In an article titled The Delinquent Subculture: An Alternative Formulation states that there are many difficulties associated with reaction formation as stated in the theory.
So the question that comes to mind is how this subject turns to delinquency. They also state that it is easier for an adolescent from the working class to be more restrained to this behavior than working-class adolescents. Compared to a middle-class adolescent, the working-class adolescent is socialized earlier so they are more eager to reap rewards that adults get.
Kitsuse and Dietrick published another article critiquing the book Cohen wrote called Delinquent Boys. Kitsuse and Dietrick also note that Cohen had missed some important points in his Theory.
They are as follows: They questioned the existing subculture and when it first came out. Where was it created? Also, among all the males who are in the working-class, who would fit into this subculture?
They also state that when this subculture emerged, there needs to be some sort of historical data. As they clearly put it: Next are two points concerning the emergence of the delinquent subculture. In a book called The Delinquent Solution: One of the more important ones is that there is not one but many subcultures both within and outside the dominant culture, and in each of these subcultures there are either positive forces or negative ones.
When David compared two different societies such as America and England he notices that England had little organized crime, the working-class was supported, and that unemployment within youths was very low. There was a study made between two cities known for their working class in England.
The conclusion to this study was that there were adolescents that were part of groups but they did not label themselves as gangs, and although loud, they had no intent of being violent.
This resulted in a finding that there was no criminal subculture. As David puts it: So status frustration had nothing to do with delinquency.

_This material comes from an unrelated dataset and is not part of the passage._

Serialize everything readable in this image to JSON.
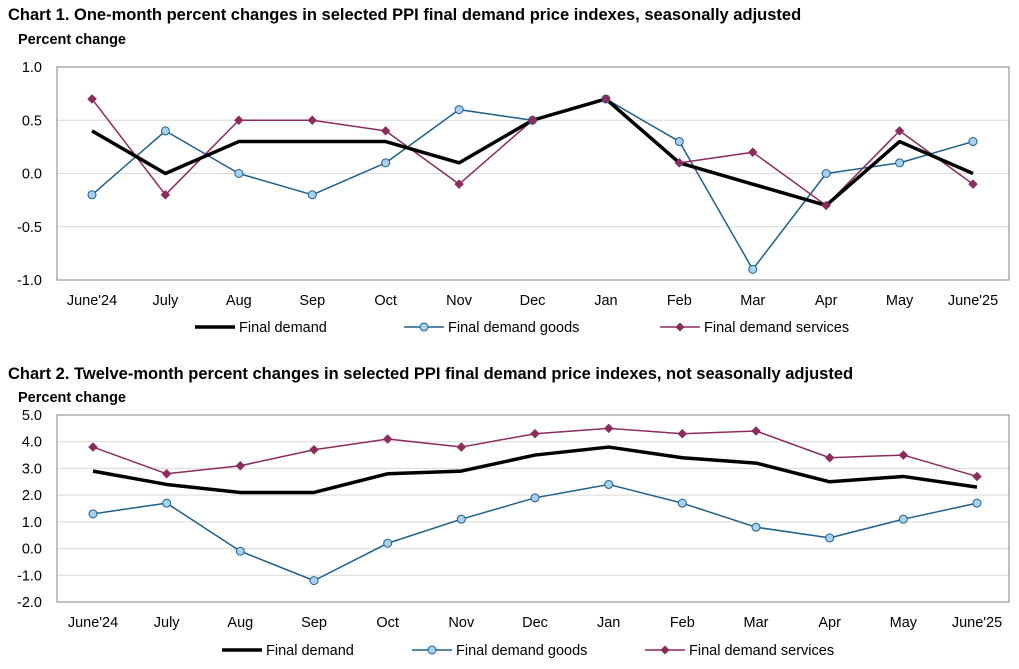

What it did have to do is with dissociation from middle-class-dominated schools, occupations and recreation.Other critics contest the claim that Marxist criminology “enhances our understanding of crime,” (Greenberg, ; 21). And perhaps the most crucial criticism of Marxist criminology is the question of whether or not it is scientific.
Many critics argue that the statements made by the theory are not empirically testable. Within the past few years, a marxist school of criminology has developed in England and the United States.
In both countries, this school arose in part because of a dissatisfaction with. Within the past few years, a marxist school of criminology has developed in England and the United States. In both countries, this school arose in part because of a dissatisfaction with "mainstream" criminology; especially in the United States, political radicalism provoked by the turmoil of .
Unlike other Criminological Schools such as Classicism and Positivism, Marxist Criminology does not locate the 'causes' of criminality within the individual. Rather, the Marxist Criminological perspective moves beyond this realm of the individual towards the criminality of the state (Walklate, ).
Marxism is a method of socioeconomic analysis that views class relations and social conflict using a materialist interpretation of historical development and takes a dialectical view of social transformation.
It originates from the works of 19th-century German philosophers Karl Marx and Friedrich Engels.. Marxism uses a methodology, now known as historical materialism, to analyze and critique.
Title: A Critique of Marxist Criminology Created Date: Z.